自分が父と同じく興奮を覚えていることに。
大好きな老婆が痛めつけられ殺されてしまった酷い光景を見たというのに、アメーリアは愉悦の感情を自覚していたのだ。
そのことに彼女自身、衝撃を受けていた。
そして彼女はその場にいることを父に見つかってしまう。
父はその時の娘の顔を見て言ったのだ。
「なぜ……そんなにも喜んでいる?」
アメーリアは父と同じく歪な笑みをその顔に浮かべていた。
父は幼きアメーリアの身に宿る怪物を見たのだろう。
それ以来、父はアメーリアを蔑み、恐れるようになった。
もちろん表立って娘を冷遇するようなことはしなかったが、自分に向けられる目が化け物を見るようなそれに変わったことをアメーリアは感じ取っていた。
父も同じなのに。
そうした理不尽さと悲しみを覚えながら、アメーリアはそれでも自身の嗜虐性を抑え切れなかった。
やがて彼女は動物を虐待するなどの蛮行を働くようになり、呪いの子だと恐れられ、ついには親にまで見捨てられた。

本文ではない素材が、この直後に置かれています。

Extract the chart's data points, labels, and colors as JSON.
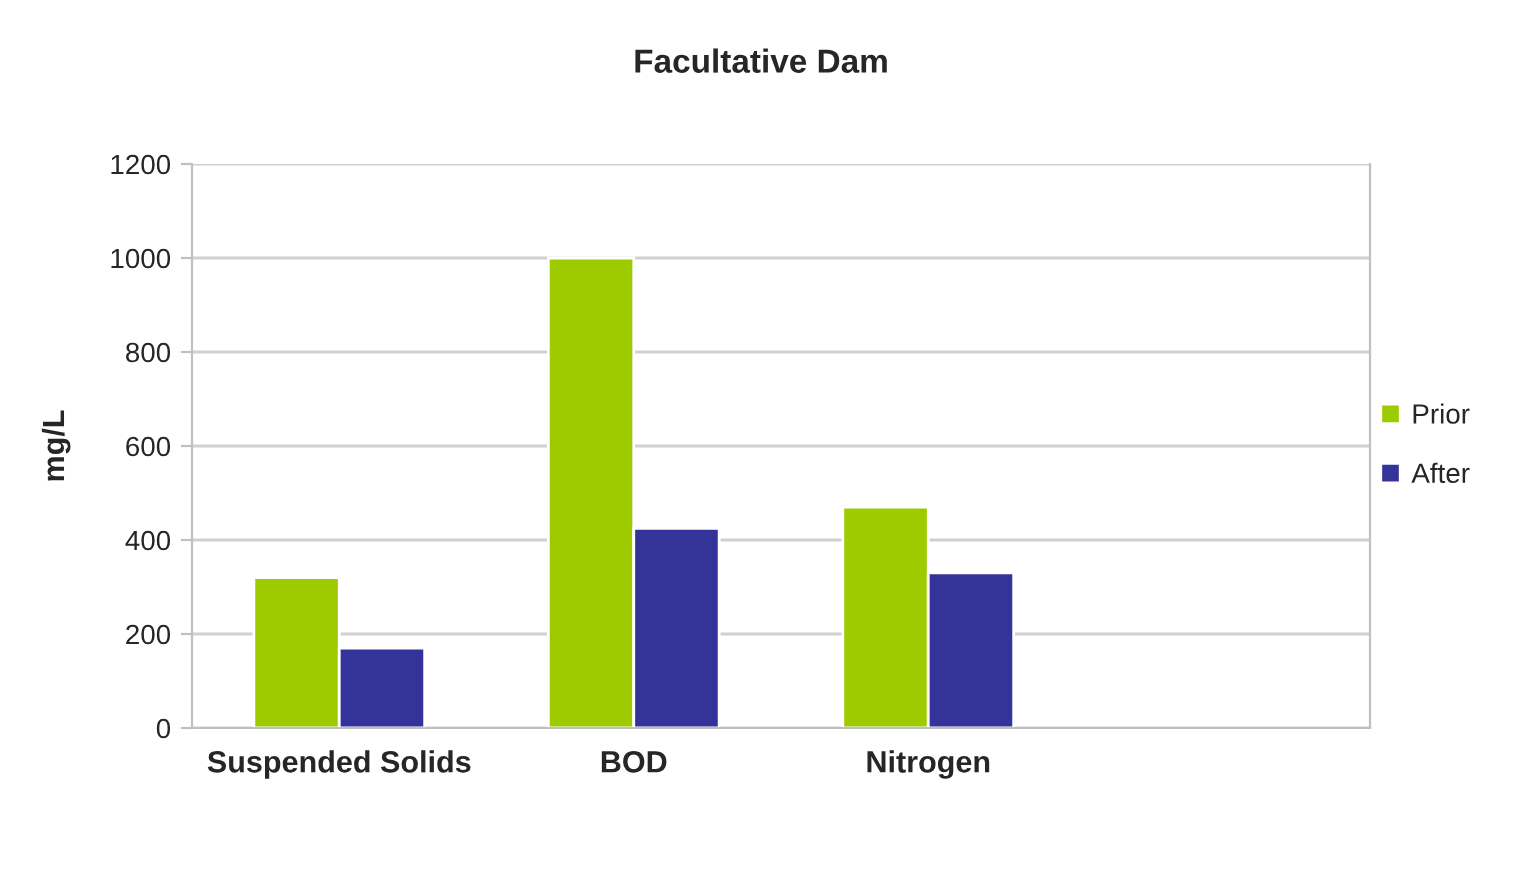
{
  "chart_data": {
    "type": "bar",
    "title": "Facultative Dam",
    "ylabel": "mg/L",
    "categories": [
      "Suspended Solids",
      "BOD",
      "Nitrogen",
      null
    ],
    "series": [
      {
        "name": "Prior",
        "color": "#9ecb00",
        "values": [
          320,
          1000,
          470,
          null
        ]
      },
      {
        "name": "After",
        "color": "#333399",
        "values": [
          170,
          425,
          330,
          null
        ]
      }
    ],
    "ylim": [
      0,
      1200
    ],
    "yticks": [
      0,
      200,
      400,
      600,
      800,
      1000,
      1200
    ],
    "grid": "y",
    "legend": "right"
  }
}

そして最後には足に錘を付けられて海に沈められたのだった。
その後、九死に一生を得たアメーリアは強い恨みと憎しみに心を支配された。
呪いの子は黒き魔女へと変貌を遂げていくことになる。
ボルドはその時に彼女が感じたであろう悲しみ、怒り、恨み、恐怖がいっぺんに胸に入り込んでくるのを感じて息を飲んだ。
だが彼は目を逸らさなかった。
確かに彼女は許されぬ罪を重ねてきた。
ブリジットやクローディアに討たれてしかるべきなのだ。
だが、ボルドはせめてその気持ちには寄り添おうとした。
閉ざされた視界の中、周囲を覆っていた黒い霧が完全に晴れ渡っていき、ボルドはそこに1人の赤児を見た。
それはまだ生まれて間もない……黒髪の赤児だった。